Automattic, the parent company of popular open source blogging platform WordPress, announced this week it received $29 million in funding from four investors who will take a minority stake in the company. Though this isn't the first round of financing for the not quite three-year-old company, it has drawn a lot of notice because one of the investors is the New York Times. It's an unusual pairing of two industries -- blogging and conventional media -- typically thought to be at odds with each other.
The other three investors, Polaris, Radar, and True Ventures, were part of the group that infused more than $1 million into the company in 2006. According to Automattic's founder, Matthew Mullenweg, talks with the Times began only a few months ago at a Google Zeitgeist event.
While Mullenweg won't say much about planned changes to WordPress, he does say, "We're currently heads-down in a complete redesign on the backend interface. We worked with some amazing folks (Jeffrey Zeldman, Jason Santa Maria, and Liz Danzico) to re-imagine WordPress from the ground up. That's going to be coming in version 2.5, which will be released in March."
One thing that won't change, however, is WordPress's GPL license. When asked if the license will be altered at any point during the platform's face-lift, Mullenweg says unequivocally, "Nope. Never. Will never happen."
Some users opt to pay $300 per month for VIP services, while others purchase products from the Web site, such as domain names or extra storage. Most users, though, simply register for a free account or download the free software and manage it themselves. So how do investors expect to see a return on their investment from a company that gives its product away? Mullenweg says, "It's not the cost of something, it's the scale. As a company we're able to use technology and code to leverage 18 people to do the work that takes our competitors 10 [times] the headcount."
"A real milestone"
Automattic isn't the first company to secure funding to enhance its blogging platform. Six Apart, creators of the the Movable Type blogging software bundle and its hosted counterpart Typepad, used the millions it secured in two rounds of funding to increase its employee base and acquire companies like LiveJournal and SplashBlog. In December, Six Apart released Movable Type's source code under the GPL License.
Six Apart Vice President Anil Dash says Automattic's funding is "great news." He notes that the fact venture capitalists are interested in investing in blogs is "a real milestone" in an industry that a scant five years ago had trouble being taken seriously. He says it's these kinds of milestones that "make it worth slogging through the details and doing all the paperwork.
"What we've been able to do in growing our business, both before and after we got funded, was to release more and more of our software under open licenses and put more things out there under open protocols. As long as that trend continues under [Automattic's] new business regime, I think that will be great."
Dash points out that there may still be a few bumps in the road ahead, however. "There may be some tension with the fact that they have largely open source offerings but need to get back a return on their investment.
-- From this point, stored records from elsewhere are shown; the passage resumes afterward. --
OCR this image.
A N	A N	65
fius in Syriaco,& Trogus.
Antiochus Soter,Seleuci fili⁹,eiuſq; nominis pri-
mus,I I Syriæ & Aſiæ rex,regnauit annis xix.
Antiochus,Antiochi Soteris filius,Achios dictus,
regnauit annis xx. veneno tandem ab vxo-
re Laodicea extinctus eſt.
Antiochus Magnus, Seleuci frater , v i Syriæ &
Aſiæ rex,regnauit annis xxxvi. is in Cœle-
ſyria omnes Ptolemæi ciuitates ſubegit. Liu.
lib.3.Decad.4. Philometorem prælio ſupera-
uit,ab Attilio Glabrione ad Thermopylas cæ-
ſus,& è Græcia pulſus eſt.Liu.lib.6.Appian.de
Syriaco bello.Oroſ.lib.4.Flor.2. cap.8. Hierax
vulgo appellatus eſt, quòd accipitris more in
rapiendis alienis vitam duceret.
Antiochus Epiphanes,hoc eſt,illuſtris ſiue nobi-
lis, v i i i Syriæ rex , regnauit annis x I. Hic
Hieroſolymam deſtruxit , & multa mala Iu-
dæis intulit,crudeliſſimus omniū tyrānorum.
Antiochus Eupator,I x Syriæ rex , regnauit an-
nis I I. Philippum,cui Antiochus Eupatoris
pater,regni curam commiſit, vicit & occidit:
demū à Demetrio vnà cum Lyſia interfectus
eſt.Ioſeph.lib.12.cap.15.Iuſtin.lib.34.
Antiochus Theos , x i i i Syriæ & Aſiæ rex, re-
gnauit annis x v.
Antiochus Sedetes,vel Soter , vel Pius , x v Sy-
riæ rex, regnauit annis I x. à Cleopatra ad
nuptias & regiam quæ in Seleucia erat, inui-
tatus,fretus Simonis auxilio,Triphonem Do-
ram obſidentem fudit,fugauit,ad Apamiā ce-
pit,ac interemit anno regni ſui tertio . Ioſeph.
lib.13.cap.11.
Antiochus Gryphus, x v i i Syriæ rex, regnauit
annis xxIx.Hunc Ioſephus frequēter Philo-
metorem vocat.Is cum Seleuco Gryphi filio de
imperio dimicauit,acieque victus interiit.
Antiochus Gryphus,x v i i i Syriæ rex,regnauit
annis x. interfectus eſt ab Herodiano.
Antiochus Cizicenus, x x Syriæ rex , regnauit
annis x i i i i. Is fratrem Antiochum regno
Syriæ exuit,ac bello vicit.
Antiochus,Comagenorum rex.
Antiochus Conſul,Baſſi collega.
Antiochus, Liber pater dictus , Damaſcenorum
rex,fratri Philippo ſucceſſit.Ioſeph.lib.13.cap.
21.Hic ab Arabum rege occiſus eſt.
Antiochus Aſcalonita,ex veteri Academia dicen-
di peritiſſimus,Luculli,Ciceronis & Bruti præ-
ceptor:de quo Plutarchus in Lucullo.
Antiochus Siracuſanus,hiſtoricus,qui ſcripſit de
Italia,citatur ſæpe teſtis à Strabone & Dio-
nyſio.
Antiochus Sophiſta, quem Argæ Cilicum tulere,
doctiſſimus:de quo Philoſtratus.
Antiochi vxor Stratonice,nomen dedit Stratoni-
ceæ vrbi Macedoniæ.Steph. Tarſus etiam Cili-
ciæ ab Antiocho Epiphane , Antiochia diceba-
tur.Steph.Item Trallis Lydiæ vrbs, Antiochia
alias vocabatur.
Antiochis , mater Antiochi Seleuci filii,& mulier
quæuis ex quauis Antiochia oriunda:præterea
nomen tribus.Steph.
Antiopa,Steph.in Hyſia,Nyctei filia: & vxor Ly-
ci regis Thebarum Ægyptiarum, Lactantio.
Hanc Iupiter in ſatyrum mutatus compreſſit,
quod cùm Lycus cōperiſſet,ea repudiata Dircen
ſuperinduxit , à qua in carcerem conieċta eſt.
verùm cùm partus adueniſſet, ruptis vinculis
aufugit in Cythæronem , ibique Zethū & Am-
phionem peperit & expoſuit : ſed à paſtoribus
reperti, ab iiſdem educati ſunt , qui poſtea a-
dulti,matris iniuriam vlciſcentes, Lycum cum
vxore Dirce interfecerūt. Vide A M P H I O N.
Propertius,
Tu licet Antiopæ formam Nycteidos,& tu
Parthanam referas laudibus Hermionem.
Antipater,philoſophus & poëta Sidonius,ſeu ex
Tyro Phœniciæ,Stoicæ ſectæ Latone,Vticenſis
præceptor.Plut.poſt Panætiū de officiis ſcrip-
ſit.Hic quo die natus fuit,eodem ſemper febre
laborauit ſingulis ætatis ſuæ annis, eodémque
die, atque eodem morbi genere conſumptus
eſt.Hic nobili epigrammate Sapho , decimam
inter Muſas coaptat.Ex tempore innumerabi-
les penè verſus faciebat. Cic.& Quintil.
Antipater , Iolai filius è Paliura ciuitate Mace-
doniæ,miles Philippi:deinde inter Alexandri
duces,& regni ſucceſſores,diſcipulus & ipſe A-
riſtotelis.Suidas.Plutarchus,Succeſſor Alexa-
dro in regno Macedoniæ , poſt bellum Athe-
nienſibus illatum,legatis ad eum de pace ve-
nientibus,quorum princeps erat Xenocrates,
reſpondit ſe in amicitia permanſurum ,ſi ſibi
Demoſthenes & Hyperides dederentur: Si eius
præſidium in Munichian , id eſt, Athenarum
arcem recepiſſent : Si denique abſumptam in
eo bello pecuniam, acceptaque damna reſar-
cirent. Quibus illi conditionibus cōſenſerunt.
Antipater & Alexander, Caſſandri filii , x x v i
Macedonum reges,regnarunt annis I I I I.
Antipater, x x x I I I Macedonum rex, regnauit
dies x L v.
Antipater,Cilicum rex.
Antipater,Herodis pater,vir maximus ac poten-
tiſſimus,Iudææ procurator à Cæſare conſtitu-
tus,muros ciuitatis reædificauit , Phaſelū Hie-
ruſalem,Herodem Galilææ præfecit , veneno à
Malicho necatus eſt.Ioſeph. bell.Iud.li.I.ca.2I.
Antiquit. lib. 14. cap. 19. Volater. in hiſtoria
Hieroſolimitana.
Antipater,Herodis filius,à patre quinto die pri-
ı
So, there's going to be some tension -- there always is in these situations -- as the community gets a little skeptical and wonders where all that revenue is going to come from. It's inevitable that there will be some stuff that won't be free, or as free, so there may be some backlash. But people will get over it. That's pretty normal. Our customers were very supportive while we tried to figure those things out and I'm sure Automattic's customers will be too."
If Mullenweg is worried about community backlash, he doesn't show it. In fact, he says he remains as committed to the open source community as he always has been. "Automattic and myself personally will continue to contribute to open source in every way possible. It's something I feel very strongly about and it's core to the DNA of our company."